According to senior officials, a detailed set of guidelines has been 
issued to make government data secure and a cyber security officer 
appointed in each ministry under the new security regime.

"We will also conduct checks at random to see if the storage of critical 
data in computers is carried out properly and, more important, if it is 
in safe custody. The move is also to ensure there is no theft of 
classified information," said an intelligence officer.

A trained network administrator will strictly monitor the security of 
passwords, the use of flash drives and floppies for computer servers 
used for classified applications.

The implementation of this move will begin in October.

The government already has in place a Computer Emergency Response Team 
(CERT-In) aimed at protecting from hackers the networks of defence 
forces, air and rail traffic and other vital security and economic 
establishments.

Prime Minister Manmohan Singh has himself called upon government 
departments and the IT industry to work together to tighten cyber 
security laws.

At a meeting to review the steps taken by the government and industry to 
tackle cyber crimes last year, he underlined the need to maintain high 
standards of quality, confidentiality and reliability in the business.

There have been several high-profile cases of both theft and leakages 
from government departments to warrant this move.

The theft of hard drives from the DRDO complex some years ago proved a 
major embarrassment for the scientific establishment.

In the War Room leak, cases were filed against military officers 
including a former wing commander of the air force, two ex-naval 
commanders and a former naval captain in June this year.

Again in June, computer parts went missing from the headquarters of the 
Integrated Defence Services (IDS) here, forcing the government to order 
a court of inquiry into the incident.

The government action came after the theft of 13 computer printer 
cartridges worth Rs.17,000 from the store room of the well-protected 
military installation in the heart of the capital.

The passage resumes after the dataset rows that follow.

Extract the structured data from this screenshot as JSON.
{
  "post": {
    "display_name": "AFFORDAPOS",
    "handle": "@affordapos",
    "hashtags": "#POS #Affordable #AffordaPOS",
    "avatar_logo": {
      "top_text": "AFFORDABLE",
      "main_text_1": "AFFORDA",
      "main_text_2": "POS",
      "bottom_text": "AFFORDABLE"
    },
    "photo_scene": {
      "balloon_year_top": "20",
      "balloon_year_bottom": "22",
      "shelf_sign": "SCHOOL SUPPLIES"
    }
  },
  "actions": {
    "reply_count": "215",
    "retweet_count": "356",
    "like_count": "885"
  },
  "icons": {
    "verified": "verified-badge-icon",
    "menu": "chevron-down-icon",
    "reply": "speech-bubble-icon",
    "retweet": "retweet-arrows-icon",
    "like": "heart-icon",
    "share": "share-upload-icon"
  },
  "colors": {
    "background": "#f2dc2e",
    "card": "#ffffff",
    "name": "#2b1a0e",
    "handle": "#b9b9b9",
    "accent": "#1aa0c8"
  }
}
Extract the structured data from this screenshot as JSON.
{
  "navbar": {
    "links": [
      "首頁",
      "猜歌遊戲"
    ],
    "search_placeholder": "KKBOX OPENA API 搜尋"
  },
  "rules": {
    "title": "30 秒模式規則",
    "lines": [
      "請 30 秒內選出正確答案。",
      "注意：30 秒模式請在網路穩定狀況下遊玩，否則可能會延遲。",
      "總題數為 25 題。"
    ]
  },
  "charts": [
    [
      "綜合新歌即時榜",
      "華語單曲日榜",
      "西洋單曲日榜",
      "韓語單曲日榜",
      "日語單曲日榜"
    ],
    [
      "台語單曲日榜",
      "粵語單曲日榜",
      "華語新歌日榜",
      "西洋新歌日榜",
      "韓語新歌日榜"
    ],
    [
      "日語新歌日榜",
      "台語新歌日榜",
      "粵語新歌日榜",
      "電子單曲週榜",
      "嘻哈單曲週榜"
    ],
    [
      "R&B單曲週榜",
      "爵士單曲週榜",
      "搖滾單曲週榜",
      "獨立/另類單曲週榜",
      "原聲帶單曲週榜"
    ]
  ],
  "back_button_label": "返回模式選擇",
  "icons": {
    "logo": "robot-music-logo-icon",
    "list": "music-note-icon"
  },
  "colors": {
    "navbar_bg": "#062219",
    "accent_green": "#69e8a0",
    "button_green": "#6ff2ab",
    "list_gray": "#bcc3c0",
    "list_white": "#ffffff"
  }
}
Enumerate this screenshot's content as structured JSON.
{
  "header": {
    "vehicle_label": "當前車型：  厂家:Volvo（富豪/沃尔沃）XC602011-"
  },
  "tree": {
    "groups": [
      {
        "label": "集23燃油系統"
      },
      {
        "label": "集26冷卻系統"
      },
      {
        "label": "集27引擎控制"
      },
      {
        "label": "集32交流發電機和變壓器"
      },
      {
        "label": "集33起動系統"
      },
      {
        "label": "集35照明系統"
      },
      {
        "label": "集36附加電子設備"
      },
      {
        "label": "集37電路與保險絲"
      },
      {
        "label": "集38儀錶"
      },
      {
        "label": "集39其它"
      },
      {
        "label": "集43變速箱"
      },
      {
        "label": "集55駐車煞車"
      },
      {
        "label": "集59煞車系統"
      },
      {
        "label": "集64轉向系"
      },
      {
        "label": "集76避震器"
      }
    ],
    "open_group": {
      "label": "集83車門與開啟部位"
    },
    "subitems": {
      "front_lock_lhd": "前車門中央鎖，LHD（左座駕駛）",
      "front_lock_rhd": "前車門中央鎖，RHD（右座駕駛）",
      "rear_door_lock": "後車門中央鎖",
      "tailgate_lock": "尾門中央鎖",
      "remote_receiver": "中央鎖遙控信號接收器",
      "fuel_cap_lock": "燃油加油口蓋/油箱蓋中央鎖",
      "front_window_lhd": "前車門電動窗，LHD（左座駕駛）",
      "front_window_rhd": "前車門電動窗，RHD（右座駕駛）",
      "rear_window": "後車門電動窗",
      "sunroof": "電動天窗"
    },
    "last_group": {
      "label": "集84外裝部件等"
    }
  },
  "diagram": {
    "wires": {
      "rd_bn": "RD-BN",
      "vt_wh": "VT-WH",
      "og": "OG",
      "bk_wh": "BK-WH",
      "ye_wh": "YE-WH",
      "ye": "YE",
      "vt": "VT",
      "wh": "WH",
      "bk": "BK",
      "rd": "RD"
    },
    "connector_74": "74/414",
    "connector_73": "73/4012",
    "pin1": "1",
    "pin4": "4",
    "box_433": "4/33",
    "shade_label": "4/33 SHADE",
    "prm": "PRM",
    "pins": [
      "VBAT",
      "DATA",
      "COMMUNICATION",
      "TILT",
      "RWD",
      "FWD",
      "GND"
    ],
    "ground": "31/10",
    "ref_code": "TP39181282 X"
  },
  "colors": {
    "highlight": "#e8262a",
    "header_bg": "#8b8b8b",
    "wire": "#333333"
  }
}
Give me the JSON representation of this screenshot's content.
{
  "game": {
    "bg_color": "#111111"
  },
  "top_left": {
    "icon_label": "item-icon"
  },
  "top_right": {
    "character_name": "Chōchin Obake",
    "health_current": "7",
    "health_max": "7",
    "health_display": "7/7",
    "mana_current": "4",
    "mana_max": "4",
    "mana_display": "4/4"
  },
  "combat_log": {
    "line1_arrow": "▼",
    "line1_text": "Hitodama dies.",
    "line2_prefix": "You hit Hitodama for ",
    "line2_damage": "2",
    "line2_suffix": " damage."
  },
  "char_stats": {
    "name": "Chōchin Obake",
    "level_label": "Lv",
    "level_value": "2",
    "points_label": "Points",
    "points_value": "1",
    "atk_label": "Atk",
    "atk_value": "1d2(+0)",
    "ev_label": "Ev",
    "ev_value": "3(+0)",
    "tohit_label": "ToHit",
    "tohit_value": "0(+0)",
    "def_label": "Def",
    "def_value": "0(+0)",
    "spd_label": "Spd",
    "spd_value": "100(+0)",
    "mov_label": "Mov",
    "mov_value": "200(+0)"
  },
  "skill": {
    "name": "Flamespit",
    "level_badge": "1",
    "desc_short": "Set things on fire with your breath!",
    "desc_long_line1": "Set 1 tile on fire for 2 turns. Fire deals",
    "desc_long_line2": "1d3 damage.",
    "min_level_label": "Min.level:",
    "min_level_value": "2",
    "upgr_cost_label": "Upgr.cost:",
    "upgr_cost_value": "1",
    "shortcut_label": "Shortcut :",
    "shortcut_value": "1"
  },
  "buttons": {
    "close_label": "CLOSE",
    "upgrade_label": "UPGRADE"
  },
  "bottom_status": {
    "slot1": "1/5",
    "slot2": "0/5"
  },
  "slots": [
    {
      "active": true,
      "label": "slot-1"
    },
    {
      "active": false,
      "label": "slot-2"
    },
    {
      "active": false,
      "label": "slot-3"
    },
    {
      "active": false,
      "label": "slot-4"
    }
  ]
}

While these measures will indeed make it more difficult to pilfer 
information and raise the stakes for those attempting to subvert the 
system, they are by no means sufficient.

"There can be no let-up in vigilance as ultimately, in ensuring cyber 
and digital security, it is the human element that is the weak link,"  
said the intelligence official.

Whether it is the written-down password lying around carelessly or a 
corrupt security guard, a small chink can have serious consequences.